Shocked by the atrocities committed by the Pakistani military, the team during their short visit found people there "dazed" and "terrified".
The team visited Jashore, Khulna, Chalna and Kushtia from June 3 to 6 in 1971 and depicted the devastation and atrocities by the Pakistani army in a report.
On April 15, some 20 days after the genocide in Dhaka, the Pakistani army moved into Kushtia from Jhenaidah.
The team, which roamed Kushtia for one and a half hours, in its report noted the utter devastation of the town. After overcoming the "strong resistance" from the freedom fighters in the early days, the army's punitive action devastated the town, it said.
"It was like the morning after a nuclear attack," said Hendrik Van der Heijden, a member of the team and an economist at the World Bank posted in Pakistan, said after visiting Kushtia.

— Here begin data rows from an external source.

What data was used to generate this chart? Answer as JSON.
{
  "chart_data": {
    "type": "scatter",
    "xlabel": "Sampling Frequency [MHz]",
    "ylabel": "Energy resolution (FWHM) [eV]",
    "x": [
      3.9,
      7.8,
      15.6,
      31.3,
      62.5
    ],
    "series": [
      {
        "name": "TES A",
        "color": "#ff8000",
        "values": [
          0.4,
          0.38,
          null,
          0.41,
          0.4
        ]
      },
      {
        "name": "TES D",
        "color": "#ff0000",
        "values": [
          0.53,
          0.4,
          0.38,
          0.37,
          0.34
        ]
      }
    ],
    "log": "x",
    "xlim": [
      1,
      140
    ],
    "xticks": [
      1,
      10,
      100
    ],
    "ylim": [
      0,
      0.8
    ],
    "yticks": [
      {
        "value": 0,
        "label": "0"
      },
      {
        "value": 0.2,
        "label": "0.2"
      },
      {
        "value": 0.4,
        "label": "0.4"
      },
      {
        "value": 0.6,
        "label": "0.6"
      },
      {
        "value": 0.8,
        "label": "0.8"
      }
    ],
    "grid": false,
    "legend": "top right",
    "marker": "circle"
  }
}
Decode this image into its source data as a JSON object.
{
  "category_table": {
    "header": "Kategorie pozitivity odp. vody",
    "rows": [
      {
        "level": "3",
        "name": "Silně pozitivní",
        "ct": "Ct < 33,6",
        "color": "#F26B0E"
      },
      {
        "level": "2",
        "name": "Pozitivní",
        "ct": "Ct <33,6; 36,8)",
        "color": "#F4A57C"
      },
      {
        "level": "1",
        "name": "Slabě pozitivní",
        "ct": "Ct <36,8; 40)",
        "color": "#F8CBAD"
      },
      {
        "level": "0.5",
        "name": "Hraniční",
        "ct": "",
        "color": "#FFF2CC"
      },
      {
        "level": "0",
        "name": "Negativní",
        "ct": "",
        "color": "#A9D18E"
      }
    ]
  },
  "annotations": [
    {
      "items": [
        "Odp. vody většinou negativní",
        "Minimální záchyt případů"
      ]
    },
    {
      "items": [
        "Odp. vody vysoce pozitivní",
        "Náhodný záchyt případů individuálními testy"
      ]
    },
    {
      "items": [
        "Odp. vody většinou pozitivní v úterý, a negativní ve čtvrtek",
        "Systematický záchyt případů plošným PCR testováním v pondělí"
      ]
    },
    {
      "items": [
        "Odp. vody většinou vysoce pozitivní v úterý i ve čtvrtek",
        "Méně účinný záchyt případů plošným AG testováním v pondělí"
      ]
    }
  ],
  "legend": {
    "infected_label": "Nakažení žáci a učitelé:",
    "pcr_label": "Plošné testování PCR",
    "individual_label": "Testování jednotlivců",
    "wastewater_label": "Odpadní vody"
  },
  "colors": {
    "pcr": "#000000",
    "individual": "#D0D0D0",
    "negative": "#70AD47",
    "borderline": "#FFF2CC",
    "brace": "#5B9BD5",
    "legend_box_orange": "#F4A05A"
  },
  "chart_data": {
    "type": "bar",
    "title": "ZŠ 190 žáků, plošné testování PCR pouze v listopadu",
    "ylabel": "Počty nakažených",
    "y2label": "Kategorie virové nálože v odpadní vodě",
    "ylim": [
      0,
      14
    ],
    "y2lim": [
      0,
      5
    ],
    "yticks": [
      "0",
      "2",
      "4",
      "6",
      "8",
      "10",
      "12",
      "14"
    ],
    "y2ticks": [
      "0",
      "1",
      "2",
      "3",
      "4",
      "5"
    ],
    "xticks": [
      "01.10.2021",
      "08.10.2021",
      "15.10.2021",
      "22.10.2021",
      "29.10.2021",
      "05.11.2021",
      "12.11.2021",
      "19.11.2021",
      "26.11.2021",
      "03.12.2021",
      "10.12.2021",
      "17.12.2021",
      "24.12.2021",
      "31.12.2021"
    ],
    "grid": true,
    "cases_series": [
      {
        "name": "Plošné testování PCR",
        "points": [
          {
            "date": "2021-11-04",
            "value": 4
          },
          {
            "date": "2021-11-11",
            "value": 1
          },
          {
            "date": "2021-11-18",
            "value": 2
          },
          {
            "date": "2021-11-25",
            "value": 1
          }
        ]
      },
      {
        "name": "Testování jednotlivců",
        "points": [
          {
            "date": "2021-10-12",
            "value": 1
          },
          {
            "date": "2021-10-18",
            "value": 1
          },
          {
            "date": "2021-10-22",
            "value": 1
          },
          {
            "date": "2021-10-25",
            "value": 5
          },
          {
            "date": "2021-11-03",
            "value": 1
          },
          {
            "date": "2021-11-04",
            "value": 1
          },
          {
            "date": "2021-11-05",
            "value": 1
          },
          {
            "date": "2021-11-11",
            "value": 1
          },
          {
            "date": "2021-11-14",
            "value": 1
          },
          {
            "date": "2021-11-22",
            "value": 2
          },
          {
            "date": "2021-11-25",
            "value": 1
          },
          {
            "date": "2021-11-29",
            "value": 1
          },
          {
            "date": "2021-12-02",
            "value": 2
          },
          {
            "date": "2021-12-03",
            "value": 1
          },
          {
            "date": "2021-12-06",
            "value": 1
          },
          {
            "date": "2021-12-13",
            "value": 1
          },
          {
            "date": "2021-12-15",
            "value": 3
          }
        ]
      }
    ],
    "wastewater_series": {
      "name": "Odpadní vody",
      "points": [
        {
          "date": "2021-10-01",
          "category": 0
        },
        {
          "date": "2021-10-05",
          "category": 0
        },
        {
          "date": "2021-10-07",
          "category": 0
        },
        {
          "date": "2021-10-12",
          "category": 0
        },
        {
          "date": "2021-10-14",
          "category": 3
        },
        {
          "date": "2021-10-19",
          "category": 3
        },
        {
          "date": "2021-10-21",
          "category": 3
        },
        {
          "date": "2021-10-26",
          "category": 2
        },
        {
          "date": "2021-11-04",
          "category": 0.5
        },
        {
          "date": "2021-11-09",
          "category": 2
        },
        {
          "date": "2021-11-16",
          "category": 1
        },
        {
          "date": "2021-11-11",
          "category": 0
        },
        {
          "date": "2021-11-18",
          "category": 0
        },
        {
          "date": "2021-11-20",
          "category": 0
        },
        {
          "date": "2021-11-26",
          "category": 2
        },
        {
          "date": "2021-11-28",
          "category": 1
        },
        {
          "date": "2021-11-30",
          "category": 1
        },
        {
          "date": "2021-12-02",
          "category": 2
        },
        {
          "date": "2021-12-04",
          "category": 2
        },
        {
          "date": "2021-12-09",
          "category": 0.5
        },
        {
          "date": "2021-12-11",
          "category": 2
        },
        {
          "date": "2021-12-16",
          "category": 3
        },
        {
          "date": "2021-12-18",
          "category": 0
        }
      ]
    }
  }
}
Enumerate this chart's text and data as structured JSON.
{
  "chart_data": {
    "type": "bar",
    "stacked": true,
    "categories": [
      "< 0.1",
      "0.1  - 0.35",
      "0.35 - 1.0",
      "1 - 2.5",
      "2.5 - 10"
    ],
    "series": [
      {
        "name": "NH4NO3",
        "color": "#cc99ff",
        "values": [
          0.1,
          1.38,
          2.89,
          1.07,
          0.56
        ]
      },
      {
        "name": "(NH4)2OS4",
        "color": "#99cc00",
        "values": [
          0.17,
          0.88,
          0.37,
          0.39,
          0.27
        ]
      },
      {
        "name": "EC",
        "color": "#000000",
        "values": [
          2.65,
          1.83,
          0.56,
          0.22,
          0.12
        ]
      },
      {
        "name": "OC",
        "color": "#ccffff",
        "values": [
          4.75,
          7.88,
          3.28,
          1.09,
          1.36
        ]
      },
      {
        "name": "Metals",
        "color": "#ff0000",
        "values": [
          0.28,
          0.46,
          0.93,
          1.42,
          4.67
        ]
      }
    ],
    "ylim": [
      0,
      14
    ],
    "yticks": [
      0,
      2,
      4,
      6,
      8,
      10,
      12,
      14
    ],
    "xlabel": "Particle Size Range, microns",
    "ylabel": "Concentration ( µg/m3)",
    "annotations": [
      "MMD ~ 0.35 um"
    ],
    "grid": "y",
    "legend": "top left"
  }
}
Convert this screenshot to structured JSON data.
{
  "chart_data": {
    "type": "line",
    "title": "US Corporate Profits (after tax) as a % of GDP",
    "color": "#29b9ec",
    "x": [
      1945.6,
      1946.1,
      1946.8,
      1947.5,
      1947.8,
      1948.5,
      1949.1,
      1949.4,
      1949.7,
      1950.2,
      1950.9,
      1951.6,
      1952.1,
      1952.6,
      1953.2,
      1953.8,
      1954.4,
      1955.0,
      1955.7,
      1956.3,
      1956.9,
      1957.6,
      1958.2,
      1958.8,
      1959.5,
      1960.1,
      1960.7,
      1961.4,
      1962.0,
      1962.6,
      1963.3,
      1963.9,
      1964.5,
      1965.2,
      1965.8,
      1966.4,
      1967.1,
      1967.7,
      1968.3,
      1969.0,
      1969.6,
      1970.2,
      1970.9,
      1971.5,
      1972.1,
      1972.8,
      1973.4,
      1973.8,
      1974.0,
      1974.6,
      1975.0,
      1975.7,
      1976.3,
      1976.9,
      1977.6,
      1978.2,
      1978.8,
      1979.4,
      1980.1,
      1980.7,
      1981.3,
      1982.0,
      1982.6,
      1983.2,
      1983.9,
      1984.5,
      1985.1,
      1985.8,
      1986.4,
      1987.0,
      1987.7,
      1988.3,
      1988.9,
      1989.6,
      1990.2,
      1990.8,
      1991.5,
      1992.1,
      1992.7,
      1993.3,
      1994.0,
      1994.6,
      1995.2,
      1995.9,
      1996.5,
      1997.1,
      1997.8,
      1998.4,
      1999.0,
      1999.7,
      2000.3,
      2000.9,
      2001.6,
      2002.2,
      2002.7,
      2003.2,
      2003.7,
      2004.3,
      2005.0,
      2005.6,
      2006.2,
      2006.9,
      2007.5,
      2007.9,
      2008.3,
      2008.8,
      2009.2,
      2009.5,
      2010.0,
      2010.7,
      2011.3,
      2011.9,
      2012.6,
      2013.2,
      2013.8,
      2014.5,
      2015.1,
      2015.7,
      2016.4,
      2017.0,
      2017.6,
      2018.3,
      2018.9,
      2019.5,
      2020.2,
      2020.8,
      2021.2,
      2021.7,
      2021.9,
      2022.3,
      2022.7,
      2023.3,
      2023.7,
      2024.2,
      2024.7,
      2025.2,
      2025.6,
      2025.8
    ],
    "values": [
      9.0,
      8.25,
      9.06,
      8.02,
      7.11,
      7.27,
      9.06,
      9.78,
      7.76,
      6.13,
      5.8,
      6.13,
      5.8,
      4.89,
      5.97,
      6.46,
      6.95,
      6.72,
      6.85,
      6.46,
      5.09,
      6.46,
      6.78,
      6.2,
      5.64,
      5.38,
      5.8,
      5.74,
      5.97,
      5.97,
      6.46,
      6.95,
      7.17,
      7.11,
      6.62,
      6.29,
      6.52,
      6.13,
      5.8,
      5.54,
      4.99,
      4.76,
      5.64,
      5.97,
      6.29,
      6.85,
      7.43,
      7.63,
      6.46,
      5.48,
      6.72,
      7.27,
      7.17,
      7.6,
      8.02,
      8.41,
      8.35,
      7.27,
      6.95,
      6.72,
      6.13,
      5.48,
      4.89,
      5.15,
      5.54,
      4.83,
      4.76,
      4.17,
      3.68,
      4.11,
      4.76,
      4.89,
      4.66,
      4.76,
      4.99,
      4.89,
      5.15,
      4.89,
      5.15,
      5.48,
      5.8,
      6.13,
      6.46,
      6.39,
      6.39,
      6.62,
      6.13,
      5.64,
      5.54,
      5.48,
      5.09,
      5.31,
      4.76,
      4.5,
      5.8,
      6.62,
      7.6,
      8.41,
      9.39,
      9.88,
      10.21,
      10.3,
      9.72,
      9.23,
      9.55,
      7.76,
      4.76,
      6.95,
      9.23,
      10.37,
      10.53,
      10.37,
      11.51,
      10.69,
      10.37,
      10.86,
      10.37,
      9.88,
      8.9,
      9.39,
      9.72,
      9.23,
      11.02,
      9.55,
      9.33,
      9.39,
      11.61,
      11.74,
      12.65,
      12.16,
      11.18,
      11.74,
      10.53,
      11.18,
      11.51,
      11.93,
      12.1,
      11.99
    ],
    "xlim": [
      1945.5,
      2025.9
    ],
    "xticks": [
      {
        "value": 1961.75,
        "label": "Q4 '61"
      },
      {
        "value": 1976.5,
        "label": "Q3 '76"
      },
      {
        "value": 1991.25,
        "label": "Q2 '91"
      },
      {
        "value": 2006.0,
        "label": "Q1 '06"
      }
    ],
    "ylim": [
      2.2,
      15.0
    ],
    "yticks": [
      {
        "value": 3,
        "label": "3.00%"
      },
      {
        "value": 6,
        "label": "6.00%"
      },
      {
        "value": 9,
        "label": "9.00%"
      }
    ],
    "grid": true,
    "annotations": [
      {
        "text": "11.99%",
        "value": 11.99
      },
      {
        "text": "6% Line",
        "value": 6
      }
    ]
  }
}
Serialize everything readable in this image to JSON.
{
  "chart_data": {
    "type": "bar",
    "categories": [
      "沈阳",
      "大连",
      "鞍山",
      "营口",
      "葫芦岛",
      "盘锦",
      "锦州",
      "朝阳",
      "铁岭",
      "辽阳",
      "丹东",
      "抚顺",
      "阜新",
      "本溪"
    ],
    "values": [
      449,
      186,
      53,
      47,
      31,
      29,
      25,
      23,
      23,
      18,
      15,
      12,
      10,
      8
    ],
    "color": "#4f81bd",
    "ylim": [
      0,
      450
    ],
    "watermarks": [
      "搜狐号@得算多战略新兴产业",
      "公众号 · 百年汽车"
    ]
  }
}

"It lasted 12 days and left Kushtia virtually deserted and destroyed", he said.
The military brutality reduced the population in Kushtia town to 5,000 from 40,000. The report said ninety percent of the houses, shops, banks and other buildings were destroyed.
"The city looked like a WWII German town having undergone strategic bombing attacks. People were sitting around dazed," it said.
"I asked them [officials of Pakistan] to show me a shop where food was being sold. … It was impossible to find one. Kushtia, as someone told me, is the Mỹ Lai of the West Pakistan Army," Hendrik said referring to the infamous massacre in the Vietnam War.
On March 16, 1968, American soldiers indiscriminately slaughtered more than 500 civilians, including young girls and women, in a Vietnamese village called Mỹ Lai.